ELYRIA — The city of Elyria has condemned a building it owns, which was shuttered in 2006 and has since deteriorated to the point of mold and standing water throughout.
The old Elyria City Hall and Elyria Municipal Court at 328 Broad St. has been declared unfit for human occupancy by the city’s Building Department. Now, the city has to determine how it will pay for the building’s demolition, which could top $600,000, according to Mayor Holly Brinda.
“In early March, it became apparent to us that a longtime leaky roof and no heat had caused irreparable damage to the building,” she said. “The building is past use for any type of redevelopment.”
Brinda said one thing driving up the demolition price tag is the building’s location between two other buildings. The most immediate concern is that the building is collapsing and compromising those neighboring structures, she said.
She shared her concerns with members of the City Council Finance Committee on Monday evening. Members listened intently without taking any action and elected to hold off on a decision until Monday.
City Auditor Ted Pileski said finding the money in the budget to pay for such a big unbudgeted expense will not be easy.
“Luckily, I am very conservative with my estimates, so I think we will be able to come up with the money,” he said. “But it’s a shame we can’t carry that money over to combat the cuts we are going to face from the state next year.”
Pileski said it appears inheritance tax revenue will be higher than estimated, so a large portion can come from that. In addition, the city planned to hire a city engineer and set aside a full year’s salary for that position. The job has not been filled, and that money can be used for the building’s demolition.
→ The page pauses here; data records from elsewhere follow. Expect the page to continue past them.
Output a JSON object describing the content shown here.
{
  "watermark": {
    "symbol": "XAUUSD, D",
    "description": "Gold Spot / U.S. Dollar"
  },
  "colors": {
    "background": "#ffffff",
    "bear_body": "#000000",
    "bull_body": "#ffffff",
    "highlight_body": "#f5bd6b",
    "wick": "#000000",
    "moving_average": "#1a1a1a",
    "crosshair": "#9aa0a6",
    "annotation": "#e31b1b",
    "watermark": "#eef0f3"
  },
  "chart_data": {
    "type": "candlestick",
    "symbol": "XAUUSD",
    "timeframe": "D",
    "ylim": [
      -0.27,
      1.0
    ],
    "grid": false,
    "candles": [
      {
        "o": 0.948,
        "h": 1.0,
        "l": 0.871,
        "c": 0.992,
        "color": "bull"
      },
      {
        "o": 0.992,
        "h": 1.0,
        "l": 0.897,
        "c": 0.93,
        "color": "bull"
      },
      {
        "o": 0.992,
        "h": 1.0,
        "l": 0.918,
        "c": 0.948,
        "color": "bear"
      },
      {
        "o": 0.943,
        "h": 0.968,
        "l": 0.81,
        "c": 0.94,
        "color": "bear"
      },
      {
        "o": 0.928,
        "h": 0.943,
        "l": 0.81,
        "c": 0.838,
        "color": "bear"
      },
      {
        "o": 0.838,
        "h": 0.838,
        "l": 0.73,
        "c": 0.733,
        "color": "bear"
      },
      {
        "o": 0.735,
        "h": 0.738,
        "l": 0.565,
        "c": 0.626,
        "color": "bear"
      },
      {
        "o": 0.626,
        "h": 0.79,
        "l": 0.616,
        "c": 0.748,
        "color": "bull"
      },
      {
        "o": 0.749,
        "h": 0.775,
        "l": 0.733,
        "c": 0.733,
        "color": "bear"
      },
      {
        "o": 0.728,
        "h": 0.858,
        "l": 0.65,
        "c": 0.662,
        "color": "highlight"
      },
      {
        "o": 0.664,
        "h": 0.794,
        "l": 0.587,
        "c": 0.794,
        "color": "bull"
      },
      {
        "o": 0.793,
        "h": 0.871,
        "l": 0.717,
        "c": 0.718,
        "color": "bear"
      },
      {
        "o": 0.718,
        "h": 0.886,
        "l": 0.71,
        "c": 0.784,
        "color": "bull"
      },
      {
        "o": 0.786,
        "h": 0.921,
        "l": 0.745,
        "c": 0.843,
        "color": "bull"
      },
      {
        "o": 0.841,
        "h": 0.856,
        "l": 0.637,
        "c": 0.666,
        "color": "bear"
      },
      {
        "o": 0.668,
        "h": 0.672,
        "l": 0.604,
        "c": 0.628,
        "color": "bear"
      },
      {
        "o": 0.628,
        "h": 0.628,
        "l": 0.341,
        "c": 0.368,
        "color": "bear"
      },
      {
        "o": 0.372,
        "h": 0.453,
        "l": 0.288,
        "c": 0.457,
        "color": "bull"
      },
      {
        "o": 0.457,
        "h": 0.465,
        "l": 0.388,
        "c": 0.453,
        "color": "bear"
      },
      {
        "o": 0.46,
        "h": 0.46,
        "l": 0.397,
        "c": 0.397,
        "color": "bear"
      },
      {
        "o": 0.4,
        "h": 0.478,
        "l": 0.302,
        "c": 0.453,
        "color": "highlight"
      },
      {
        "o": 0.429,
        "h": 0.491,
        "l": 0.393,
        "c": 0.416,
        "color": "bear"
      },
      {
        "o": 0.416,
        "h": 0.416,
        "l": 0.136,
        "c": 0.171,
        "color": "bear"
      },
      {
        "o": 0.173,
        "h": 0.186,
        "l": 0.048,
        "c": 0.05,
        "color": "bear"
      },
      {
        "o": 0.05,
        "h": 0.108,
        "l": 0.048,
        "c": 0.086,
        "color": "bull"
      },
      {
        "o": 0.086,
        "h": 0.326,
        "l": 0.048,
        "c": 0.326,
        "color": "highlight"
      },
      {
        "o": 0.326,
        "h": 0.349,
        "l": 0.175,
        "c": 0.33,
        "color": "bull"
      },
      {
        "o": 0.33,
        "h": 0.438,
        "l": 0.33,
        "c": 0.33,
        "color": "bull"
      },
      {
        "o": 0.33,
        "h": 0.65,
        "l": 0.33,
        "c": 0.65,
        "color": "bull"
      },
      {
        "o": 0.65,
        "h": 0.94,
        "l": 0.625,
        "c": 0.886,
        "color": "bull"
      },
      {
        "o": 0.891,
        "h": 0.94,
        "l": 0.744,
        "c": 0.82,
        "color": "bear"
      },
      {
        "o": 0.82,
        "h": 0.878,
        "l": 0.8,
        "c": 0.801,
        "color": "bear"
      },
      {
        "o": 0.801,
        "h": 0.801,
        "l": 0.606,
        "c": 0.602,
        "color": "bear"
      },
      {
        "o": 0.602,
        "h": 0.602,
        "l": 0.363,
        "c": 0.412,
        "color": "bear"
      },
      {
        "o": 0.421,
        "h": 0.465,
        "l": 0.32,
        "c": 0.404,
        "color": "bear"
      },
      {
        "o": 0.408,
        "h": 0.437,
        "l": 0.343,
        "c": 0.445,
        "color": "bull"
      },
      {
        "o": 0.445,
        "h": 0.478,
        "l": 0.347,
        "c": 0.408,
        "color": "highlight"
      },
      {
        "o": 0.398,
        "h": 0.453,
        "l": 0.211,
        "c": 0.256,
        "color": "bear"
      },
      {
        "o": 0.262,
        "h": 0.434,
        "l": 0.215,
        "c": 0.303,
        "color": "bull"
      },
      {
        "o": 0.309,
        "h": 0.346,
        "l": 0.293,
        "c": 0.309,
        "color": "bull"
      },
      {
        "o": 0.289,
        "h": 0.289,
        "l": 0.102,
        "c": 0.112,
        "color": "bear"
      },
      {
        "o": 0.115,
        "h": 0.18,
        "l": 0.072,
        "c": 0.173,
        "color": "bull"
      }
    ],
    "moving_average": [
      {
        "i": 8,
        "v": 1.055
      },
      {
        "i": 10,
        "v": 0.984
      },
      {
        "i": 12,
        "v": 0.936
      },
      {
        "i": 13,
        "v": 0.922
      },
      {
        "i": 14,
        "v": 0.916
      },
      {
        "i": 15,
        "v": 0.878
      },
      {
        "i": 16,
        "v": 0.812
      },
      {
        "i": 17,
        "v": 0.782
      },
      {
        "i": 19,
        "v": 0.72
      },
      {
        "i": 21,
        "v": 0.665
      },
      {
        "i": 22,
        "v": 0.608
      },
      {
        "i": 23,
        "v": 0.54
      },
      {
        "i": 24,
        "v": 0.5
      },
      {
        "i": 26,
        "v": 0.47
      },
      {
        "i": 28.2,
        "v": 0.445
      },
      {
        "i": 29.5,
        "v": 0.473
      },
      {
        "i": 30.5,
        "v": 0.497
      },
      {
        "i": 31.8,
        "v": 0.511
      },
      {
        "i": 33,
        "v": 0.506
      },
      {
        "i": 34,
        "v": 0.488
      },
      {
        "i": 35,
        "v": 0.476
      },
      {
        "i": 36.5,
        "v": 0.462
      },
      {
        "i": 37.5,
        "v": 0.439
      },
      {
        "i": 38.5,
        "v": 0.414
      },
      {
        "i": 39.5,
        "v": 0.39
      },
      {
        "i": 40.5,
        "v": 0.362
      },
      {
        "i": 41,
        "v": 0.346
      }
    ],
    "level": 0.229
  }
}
Fire Chief Rich Benton said the building has severe structural deficiencies. He was in the building July 27 taking pictures of the damage and showed Council members a slideshow of the crumbling building. Huge cracks in the foundation and load bearing walls were evident.
“The worst thing that could happen with this building is one of the beams in the basement could give way,” Benton said. “That could cause a collapse of the building from the basement on up to the third floor. A collapse of that magnitude could push the outer walls onto the streets. At this point, I could not in good conscience even allow our firefighters to go in this building if there was fire.”
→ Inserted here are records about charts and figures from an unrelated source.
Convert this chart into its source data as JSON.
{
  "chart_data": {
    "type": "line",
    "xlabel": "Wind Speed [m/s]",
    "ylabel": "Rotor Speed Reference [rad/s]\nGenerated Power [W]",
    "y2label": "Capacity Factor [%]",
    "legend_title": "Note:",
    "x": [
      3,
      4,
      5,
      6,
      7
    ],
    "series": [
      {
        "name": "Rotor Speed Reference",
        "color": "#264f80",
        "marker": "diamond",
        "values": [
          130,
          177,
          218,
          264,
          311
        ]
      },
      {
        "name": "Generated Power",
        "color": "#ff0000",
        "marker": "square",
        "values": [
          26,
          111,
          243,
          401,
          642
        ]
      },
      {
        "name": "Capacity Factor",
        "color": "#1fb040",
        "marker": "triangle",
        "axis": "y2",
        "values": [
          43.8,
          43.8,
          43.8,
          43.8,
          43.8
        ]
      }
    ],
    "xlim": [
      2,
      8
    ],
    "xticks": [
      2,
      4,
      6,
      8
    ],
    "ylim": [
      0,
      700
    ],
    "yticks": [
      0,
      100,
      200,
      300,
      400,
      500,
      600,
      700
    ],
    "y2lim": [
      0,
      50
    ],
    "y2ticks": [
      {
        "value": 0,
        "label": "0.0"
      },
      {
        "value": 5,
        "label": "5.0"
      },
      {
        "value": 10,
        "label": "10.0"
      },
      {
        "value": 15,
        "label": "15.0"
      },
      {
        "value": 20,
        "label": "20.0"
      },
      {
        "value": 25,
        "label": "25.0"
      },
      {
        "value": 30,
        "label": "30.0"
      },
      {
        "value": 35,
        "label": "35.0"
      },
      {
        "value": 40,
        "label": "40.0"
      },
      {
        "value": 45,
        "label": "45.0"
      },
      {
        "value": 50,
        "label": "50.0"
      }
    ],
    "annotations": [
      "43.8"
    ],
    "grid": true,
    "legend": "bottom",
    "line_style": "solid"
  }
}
The city’s Chief Building Inspector Phil Lahetta said he placed the condemnation notice on the building Monday, giving the city 60 days to fix violations or demolish it.
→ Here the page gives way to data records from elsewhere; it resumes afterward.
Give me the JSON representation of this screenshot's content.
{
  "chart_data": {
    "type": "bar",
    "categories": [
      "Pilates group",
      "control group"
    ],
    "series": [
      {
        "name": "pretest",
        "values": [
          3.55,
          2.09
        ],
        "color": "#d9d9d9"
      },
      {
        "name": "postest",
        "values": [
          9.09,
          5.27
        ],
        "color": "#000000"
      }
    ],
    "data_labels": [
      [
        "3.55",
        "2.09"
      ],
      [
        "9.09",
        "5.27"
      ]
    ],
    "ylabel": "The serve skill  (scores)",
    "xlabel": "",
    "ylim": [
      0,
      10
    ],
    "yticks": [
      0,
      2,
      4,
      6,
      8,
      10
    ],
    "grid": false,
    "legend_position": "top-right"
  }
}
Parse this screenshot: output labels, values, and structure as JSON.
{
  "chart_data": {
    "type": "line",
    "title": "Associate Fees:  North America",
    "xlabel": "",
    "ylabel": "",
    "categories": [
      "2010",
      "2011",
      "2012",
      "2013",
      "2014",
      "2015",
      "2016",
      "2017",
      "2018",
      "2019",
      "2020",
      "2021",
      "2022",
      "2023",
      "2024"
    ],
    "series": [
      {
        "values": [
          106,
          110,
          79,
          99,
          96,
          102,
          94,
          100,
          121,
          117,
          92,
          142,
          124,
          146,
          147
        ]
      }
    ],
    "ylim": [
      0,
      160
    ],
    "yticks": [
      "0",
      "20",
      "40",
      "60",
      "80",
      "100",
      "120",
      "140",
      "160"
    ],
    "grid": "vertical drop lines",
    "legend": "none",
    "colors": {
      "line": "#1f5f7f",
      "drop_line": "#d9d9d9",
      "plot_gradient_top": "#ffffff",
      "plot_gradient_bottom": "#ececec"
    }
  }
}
Aaron Klein, the city’s assistant city engineer, said the plan calls for asbestos abatement and full demolition. The lot would then become green space that could be redeveloped at a later date.
Klein said time is of the essence.
“The longer we wait, the more unsafe the building will be for a company to come in to do the asbestos remediation,” he said. “If we wait and they cannot go in to do the asbestos remediation safely, the entire building would have to just be demolished. Then, all of the debris would be considered contaminated with asbestos and would have to be disposed at the higher rate.”
Brinda said she is not happy about the expense, but the problem can’t be ignored.
“I would much rather spend $600,000 to pave streets, hire more police officers or create a revolving loan fund to spur economic development,” she said.
“Instead, we have to spend this money to fix a problem we did not create. But I assure you this time of inaction will not happen again.”
Safety Service Director Mary Siwierka said she once worked in the building and was just amazed at how the building was left when the previous administration moved out and into the current City Hall on Court Street.
“There is a box of doughnuts on the first floor, computers, software and just dozens of chairs and desks,” she said. “There is nothing in the building that is salvageable, and I won’t even go back in the building without the fire chief because I’m afraid I would go right through the floorboards. Yes, that building should never have been left in that condition, but it was, and now we have to do something about it.”